2. As many of the variants of Smitfraud have begun invading the Hosts file, this tool will reset your Hosts file as a necessary precaution. You will also have to reset any specific modifications you may require such as Hosts MVPS.


Again
Double-click on SmitfraudFix.exe to start the tool.

Select option #5 - "Search and Clean DNS Hijack" by typing 5 and pressing "Enter" to delete the rogue settings.

Follow the prompts and reboot if asked to do so.

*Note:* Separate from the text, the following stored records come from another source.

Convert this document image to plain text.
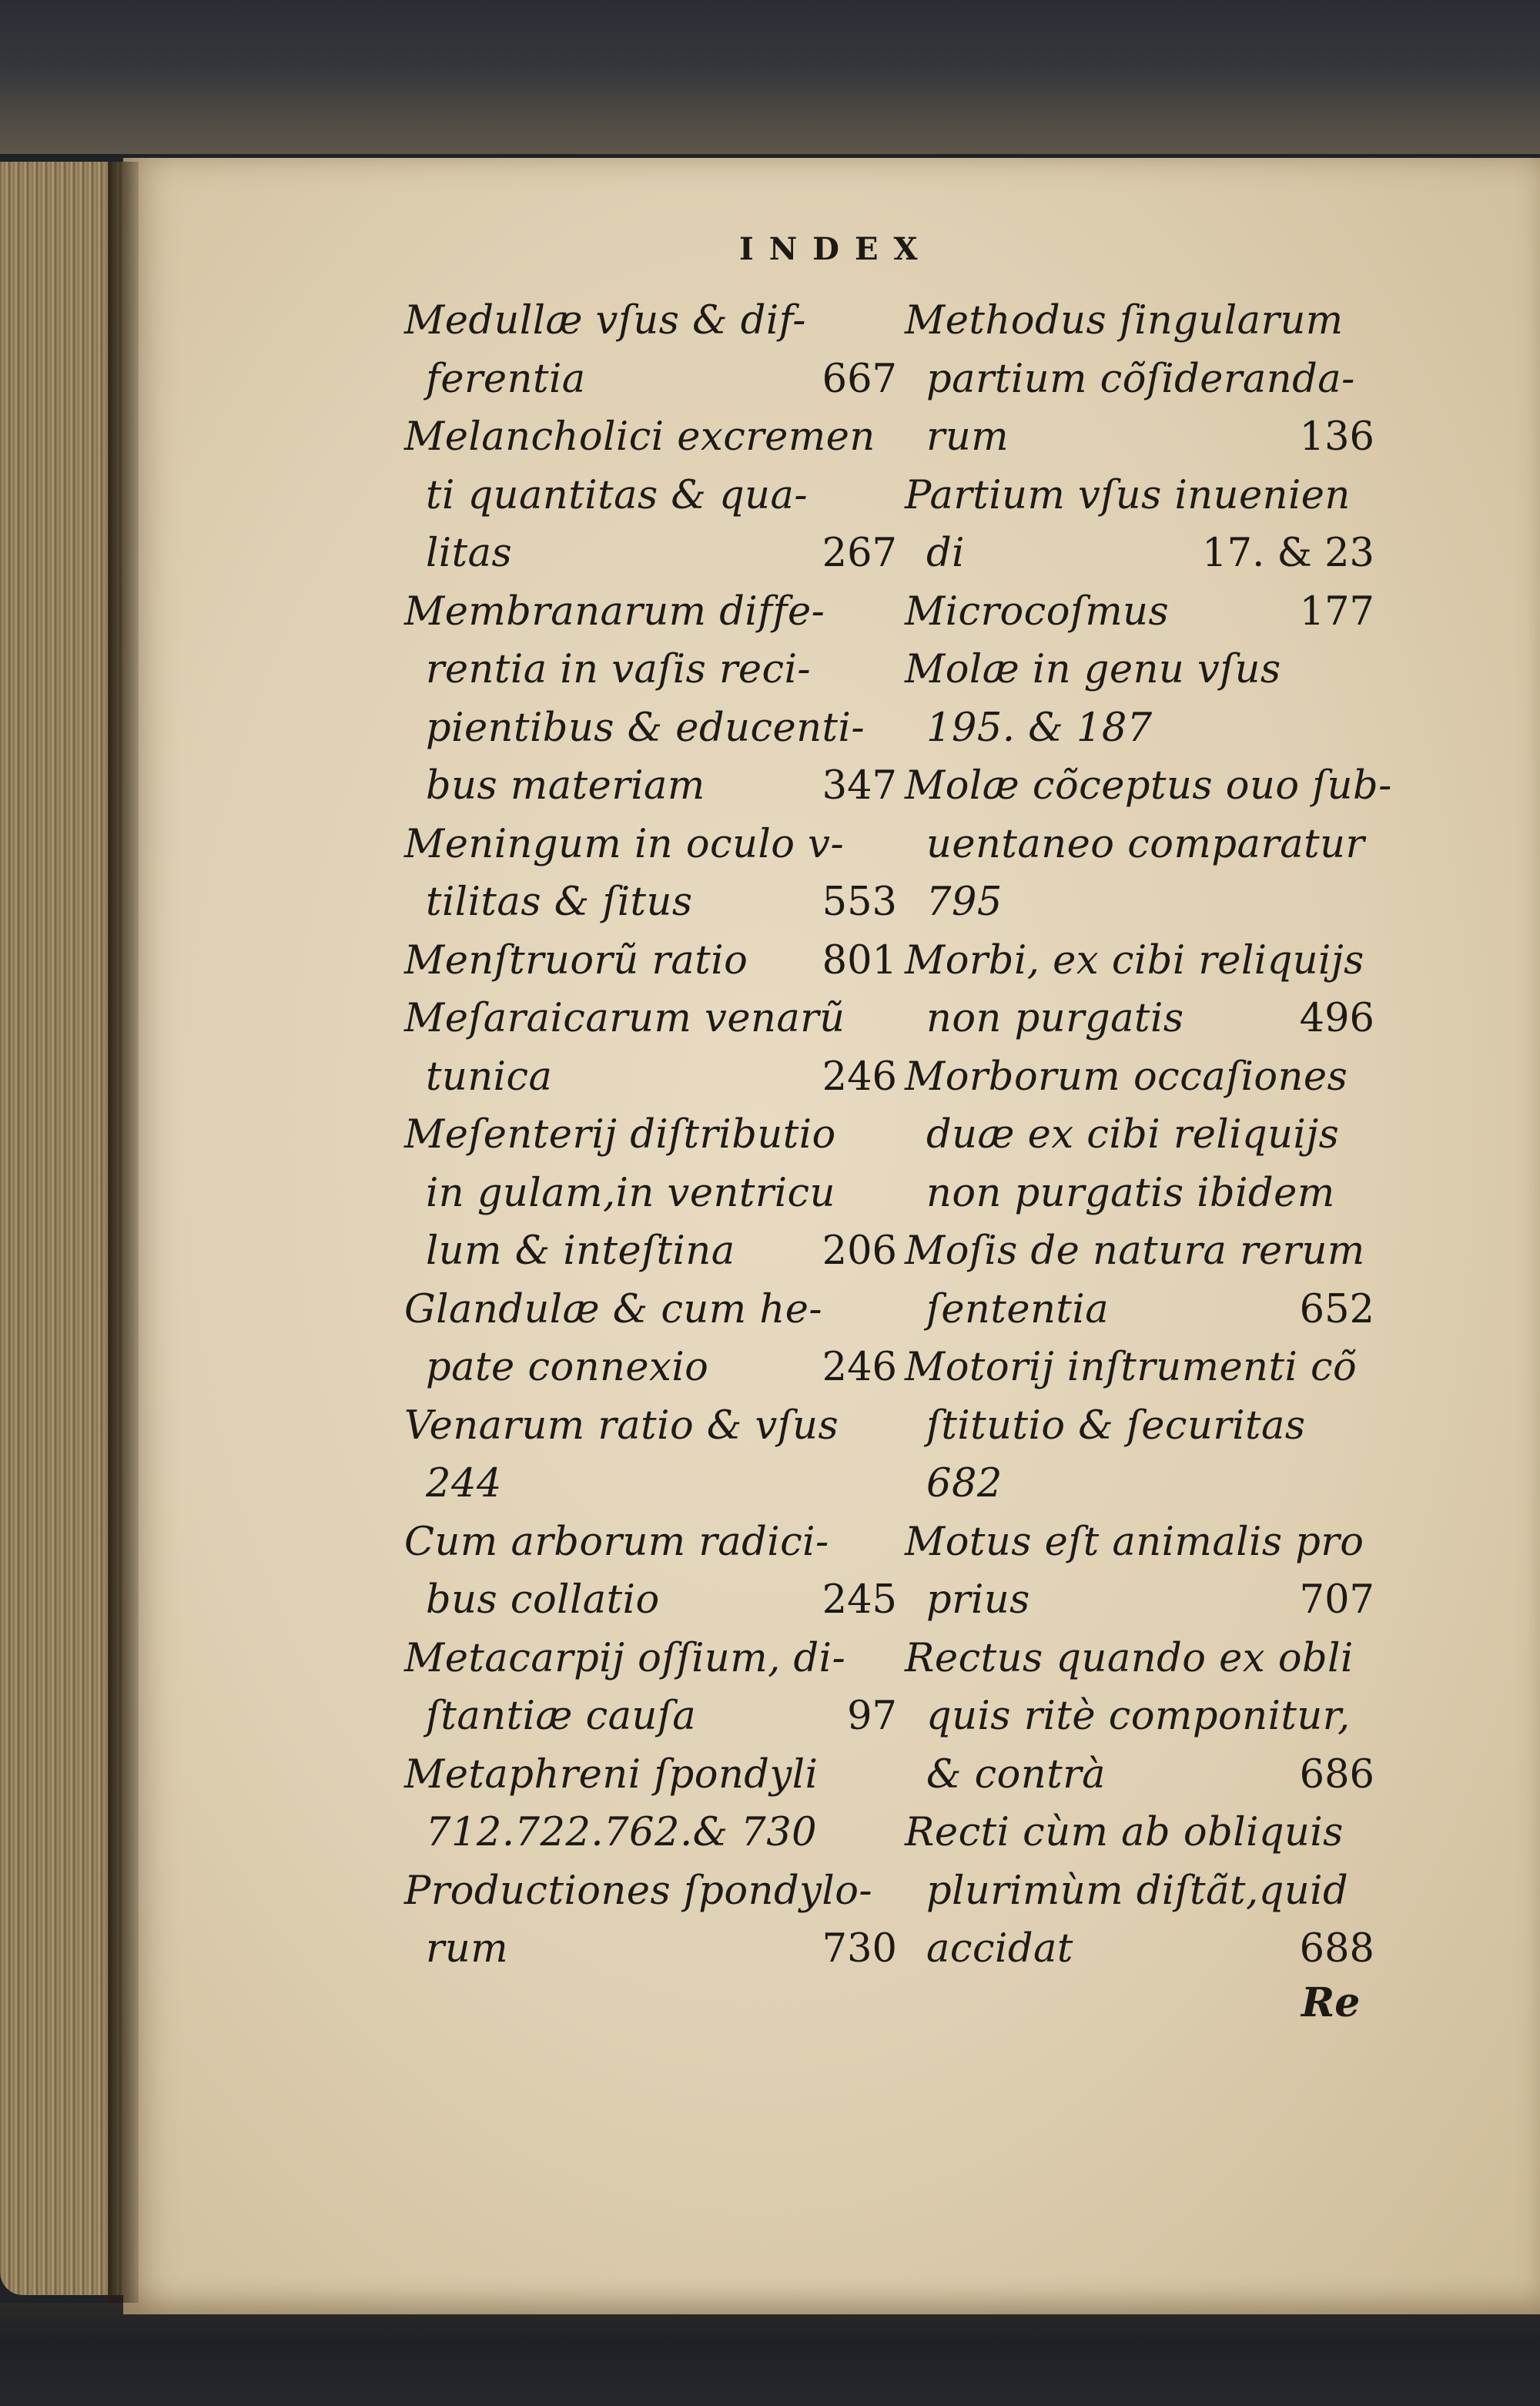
INDEX
Medullæ vſus & dif-
ferentia	667
Melancholici excremen
ti quantitas & qua-
litas	267
Membranarum diffe-
rentia in vaſis reci-
pientibus & educenti-
bus materiam	347
Meningum in oculo v-
tilitas & ſitus	553
Menſtruorũ ratio 801
Meſaraicarum venarũ
tunica	246
Meſenterij diſtributio
in gulam,in ventricu
lum & inteſtina 206
Glandulæ & cum he-
pate connexio	246
Venarum ratio & vſus
244
Cum arborum radici-
bus collatio	245
Metacarpij oſſium, di-
ſtantiæ cauſa	97
Metaphreni ſpondyli
712.722.762.& 730
Productiones ſpondylo-
rum	730
Methodus ſingularum
partium cõſideranda-
rum	136
Partium vſus inuenien
di	17. & 23
Microcoſmus	177
Molæ in genu vſus
195. & 187
Molæ cõceptus ouo ſub-
uentaneo comparatur
795
Morbi, ex cibi reliquijs
non purgatis	496
Morborum occaſiones
duæ ex cibi reliquijs
non purgatis ibidem
Moſis de natura rerum
ſententia	652
Motorij inſtrumenti cõ
ſtitutio & ſecuritas
682
Motus eſt animalis pro
prius	707
Rectus quando ex obli
quis ritè componitur,
& contrà	686
Recti cùm ab obliquis
plurimùm diſtãt,quid
accidat	688
Re
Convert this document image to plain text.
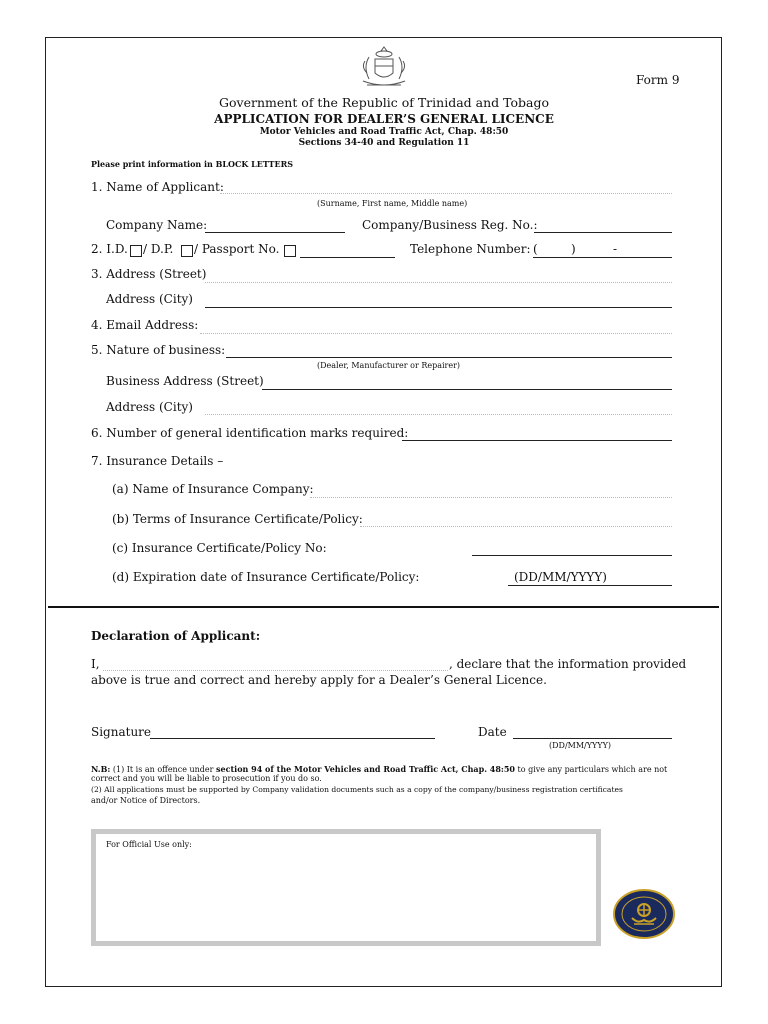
Form 9
Government of the Republic of Trinidad and Tobago
APPLICATION FOR DEALER’S GENERAL LICENCE
Motor Vehicles and Road Traffic Act, Chap. 48:50
Sections 34-40 and Regulation 11
Please print information in BLOCK LETTERS
1. Name of Applicant:
(Surname, First name, Middle name)
Company Name:	Company/Business Reg. No.:
2. I.D. / D.P. / Passport No.	Telephone Number: (	)	-
3. Address (Street)
Address (City)
4. Email Address:
5. Nature of business:
(Dealer, Manufacturer or Repairer)
Business Address (Street)
Address (City)
6. Number of general identification marks required:
7. Insurance Details –
(a) Name of Insurance Company:
(b) Terms of Insurance Certificate/Policy:
(c) Insurance Certificate/Policy No:
(d) Expiration date of Insurance Certificate/Policy:	(DD/MM/YYYY)
Declaration of Applicant:
I,	, declare that the information provided
above is true and correct and hereby apply for a Dealer’s General Licence.
Signature	Date
(DD/MM/YYYY)
N.B: (1) It is an offence under section 94 of the Motor Vehicles and Road Traffic Act, Chap. 48:50 to give any particulars which are not
correct and you will be liable to prosecution if you do so.
(2) All applications must be supported by Company validation documents such as a copy of the company/business registration certificates
and/or Notice of Directors.
For Official Use only:
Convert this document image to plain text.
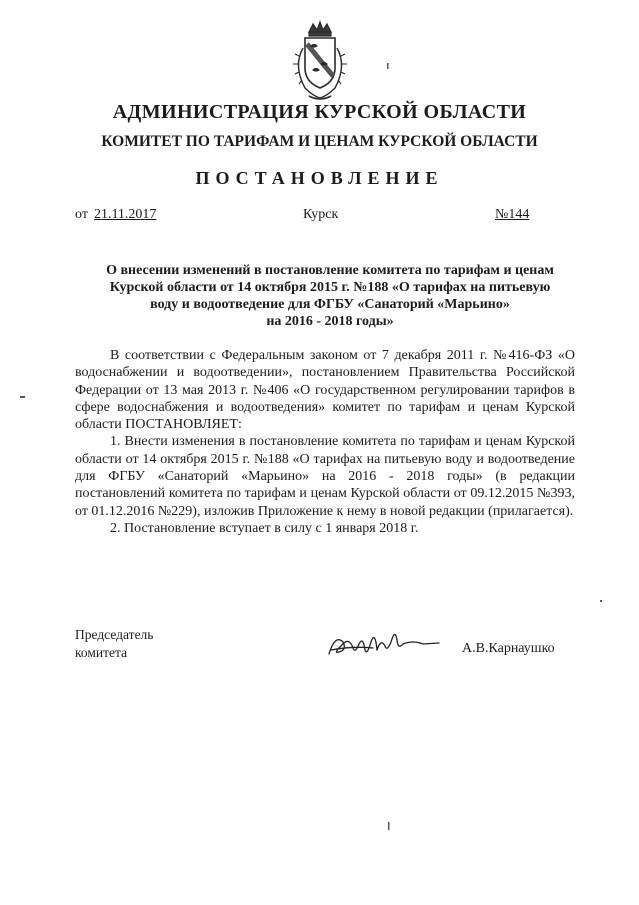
АДМИНИСТРАЦИЯ КУРСКОЙ ОБЛАСТИ
КОМИТЕТ ПО ТАРИФАМ И ЦЕНАМ КУРСКОЙ ОБЛАСТИ
ПОСТАНОВЛЕНИЕ
от 21.11.2017	Курск	№144
О внесении изменений в постановление комитета по тарифам и ценам
Курской области от 14 октября 2015 г. №188 «О тарифах на питьевую
воду и водоотведение для ФГБУ «Санаторий «Марьино»
на 2016 - 2018 годы»

В соответствии с Федеральным законом от 7 декабря 2011 г. №416-ФЗ «О водоснабжении и водоотведении», постановлением Правительства Российской Федерации от 13 мая 2013 г. №406 «О государственном регулировании тарифов в сфере водоснабжения и водоотведения» комитет по тарифам и ценам Курской области ПОСТАНОВЛЯЕТ:

1. Внести изменения в постановление комитета по тарифам и ценам Курской области от 14 октября 2015 г. №188 «О тарифах на питьевую воду и водоотведение для ФГБУ «Санаторий «Марьино» на 2016 - 2018 годы» (в редакции постановлений комитета по тарифам и ценам Курской области от 09.12.2015 №393, от 01.12.2016 №229), изложив Приложение к нему в новой редакции (прилагается).

2. Постановление вступает в силу с 1 января 2018 г.

Председатель
комитета	А.В.Карнаушко
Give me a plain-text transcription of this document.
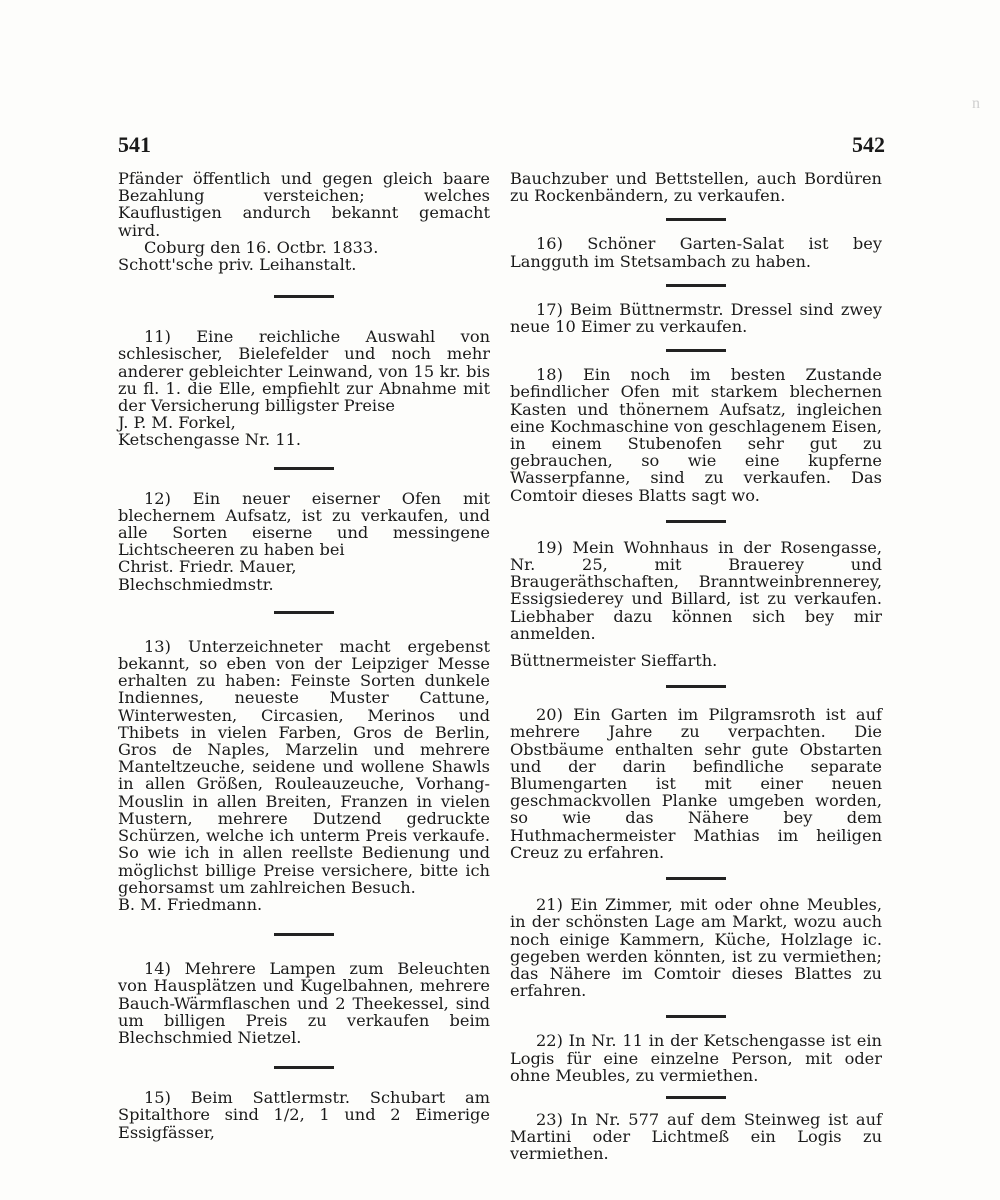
n
541	542

Pfänder öffentlich und gegen gleich baare Bezahlung versteichen; welches Kauflustigen andurch bekannt gemacht wird.

Coburg den 16. Octbr. 1833.

Schott'sche priv. Leihanstalt.

11) Eine reichliche Auswahl von schlesischer, Bielefelder und noch mehr anderer gebleichter Leinwand, von 15 kr. bis zu fl. 1. die Elle, empfiehlt zur Abnahme mit der Versicherung billigster Preise

J. P. M. Forkel,

Ketschengasse Nr. 11.

12) Ein neuer eiserner Ofen mit blechernem Aufsatz, ist zu verkaufen, und alle Sorten eiserne und messingene Lichtscheeren zu haben bei

Christ. Friedr. Mauer,

Blechschmiedmstr.

13) Unterzeichneter macht ergebenst bekannt, so eben von der Leipziger Messe erhalten zu haben: Feinste Sorten dunkele Indiennes, neueste Muster Cattune, Winterwesten, Circasien, Merinos und Thibets in vielen Farben, Gros de Berlin, Gros de Naples, Marzelin und mehrere Manteltzeuche, seidene und wollene Shawls in allen Größen, Rouleauzeuche, Vorhang-Mouslin in allen Breiten, Franzen in vielen Mustern, mehrere Dutzend gedruckte Schürzen, welche ich unterm Preis verkaufe. So wie ich in allen reellste Bedienung und möglichst billige Preise versichere, bitte ich gehorsamst um zahlreichen Besuch.

B. M. Friedmann.

14) Mehrere Lampen zum Beleuchten von Hausplätzen und Kugelbahnen, mehrere Bauch-Wärmflaschen und 2 Theekessel, sind um billigen Preis zu verkaufen beim Blechschmied Nietzel.

15) Beim Sattlermstr. Schubart am Spitalthore sind 1/2, 1 und 2 Eimerige Essigfässer,

Bauchzuber und Bettstellen, auch Bordüren zu Rockenbändern, zu verkaufen.

16) Schöner Garten-Salat ist bey Langguth im Stetsambach zu haben.

17) Beim Büttnermstr. Dressel sind zwey neue 10 Eimer zu verkaufen.

18) Ein noch im besten Zustande befindlicher Ofen mit starkem blechernen Kasten und thönernem Aufsatz, ingleichen eine Kochmaschine von geschlagenem Eisen, in einem Stubenofen sehr gut zu gebrauchen, so wie eine kupferne Wasserpfanne, sind zu verkaufen. Das Comtoir dieses Blatts sagt wo.

19) Mein Wohnhaus in der Rosengasse, Nr. 25, mit Brauerey und Braugeräthschaften, Branntweinbrennerey, Essigsiederey und Billard, ist zu verkaufen. Liebhaber dazu können sich bey mir anmelden.

Büttnermeister Sieffarth.

20) Ein Garten im Pilgramsroth ist auf mehrere Jahre zu verpachten. Die Obstbäume enthalten sehr gute Obstarten und der darin befindliche separate Blumengarten ist mit einer neuen geschmackvollen Planke umgeben worden, so wie das Nähere bey dem Huthmachermeister Mathias im heiligen Creuz zu erfahren.

21) Ein Zimmer, mit oder ohne Meubles, in der schönsten Lage am Markt, wozu auch noch einige Kammern, Küche, Holzlage ic. gegeben werden könnten, ist zu vermiethen; das Nähere im Comtoir dieses Blattes zu erfahren.

22) In Nr. 11 in der Ketschengasse ist ein Logis für eine einzelne Person, mit oder ohne Meubles, zu vermiethen.

23) In Nr. 577 auf dem Steinweg ist auf Martini oder Lichtmeß ein Logis zu vermiethen.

<><><><><><><><><><><><><><>

NEXT**
Please download Malwarebytes' Anti-Malware to your desktop

Additional Link

* Double-click mbam-setup.exe and follow the prompts to install the program.
* Be sure a checkmark is placed next to Update Malwarebytes' Anti-Malware and Launch Malwarebytes' Anti-Malware, then click Finish.
* If an update is found, it will download and install the latest version.
* Once the program has loaded, select Perform quick scan, then click Scan.
* When the scan is complete, click OK, then Show Results to view the results.
* Be sure that everything is checked, and click Remove Selected.
* When completed, a log will open in Notepad. Please save it to a convenient location.
* You can also access the log by doing the following:

o Click on the Malwarebytes' Anti-Malware icon to launch the program.
o Click on the Logs tab.
o Click on the log at the bottom of those listed to highlight it.
o Click Open.

Tutorial if needed
http://thespykiller.co.uk/index.php/topic,5946.0.html

Extra Note:
If MBAM encounters a file that is difficult to remove,you will be presented with 1 of 2 prompts,click OK to either and let MBAM proceed with the disinfection process,if asked to restart the computer,please do so immediately.



In your next reply post:
Smitfraud rapport.txt
Malwarebytes' Anti-Malware log
New DDS log

You may need several replies to post the requested logs, otherwise they might get cut off.